Oh, wie klug und raf­fi­niert sie ist: Gera­de im rich­ti­gen Mo­ment er­in­ner­te sie mich an mein Wort, aber mei­nem Wort nicht ganz trau­end, er­in­ner­te sie mich auch an die Ver­bun­den­heit un­se­res Flei­sches. Bit­ter­süß, von ei­nem kal­ten Feu­er, eine Ge­lieb­te, die sich mir nie ganz hin­ge­ben, die ich nie ganz be­sit­zen wür­de – die wah­re Kö­ni­gin des Al­ko­hols!

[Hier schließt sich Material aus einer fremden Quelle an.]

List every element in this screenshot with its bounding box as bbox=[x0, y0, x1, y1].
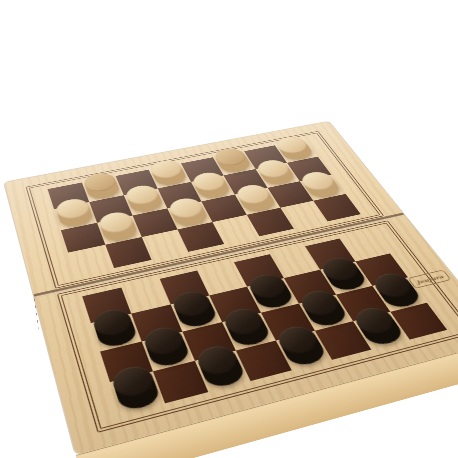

»Nein«, sage ich mit tro­ckener Stim­me, »mehr Geld habe ich nicht bei mir. Aber sen­den Sie die Rech­nung an mein Kon­tor, mei­ne Frau wird sie so­fort be­zah­len.«

Die Wir­tin keift: »Ihre Frau wird Bes­se­res zu tun ha­ben, als die Rech­nun­gen ei­nes Säu­fers zu be­zah­len! Wacht­meis­ter, keh­ren Sie sei­ne Ta­schen um, viel­leicht hat er doch noch was bei sich …«

»Nichts«, sage ich. »Aber ich habe eine Ta­sche drau­ßen ste­hen, Herr Wacht­meis­ter, wenn ich die ho­len darf …?«

Wir ho­len die Ak­ten­ta­sche, mei­nen Ein­kauf in je­nem klei­nen Luft­kur­ort, her­ein. Ich brei­te mei­ne Ein­käu­fe aus: mei­ne bei­den pa­pa­gei­en­bun­ten Py­ja­mas, das raf­fi­nier­te Toi­let­ten­zeug, das fran­zö­si­sche Par­füm … Wie lan­ge ist es her, dass ich dies al­les, welt­män­nisch scher­zend, von jun­gen Mäd­chen ein­kauf­te? Ich wer­de es nie be­nut­zen! Wie lan­ge ist es her, dass ich auf der See­ter­ras­se dort grü­nen Aal zu Bur­gun­der­wein aß und Be­trach­tun­gen dar­über an­stell­te, ein wie be­hag­li­ches Le­ben ich als zur Ruhe ge­setz­ter Kauf­mann füh­ren wür­de? Wie lan­ge? Erst gute zwölf Stun­den! Und nie wer­de ich die­ses be­hag­li­che Le­ben füh­ren! Jetzt tra­ge ich eine Ket­te um das Hand­ge­lenk und wer­de als Ver­bre­cher von der Po­li­zei es­kor­tiert! O ade, gu­tes Le­ben!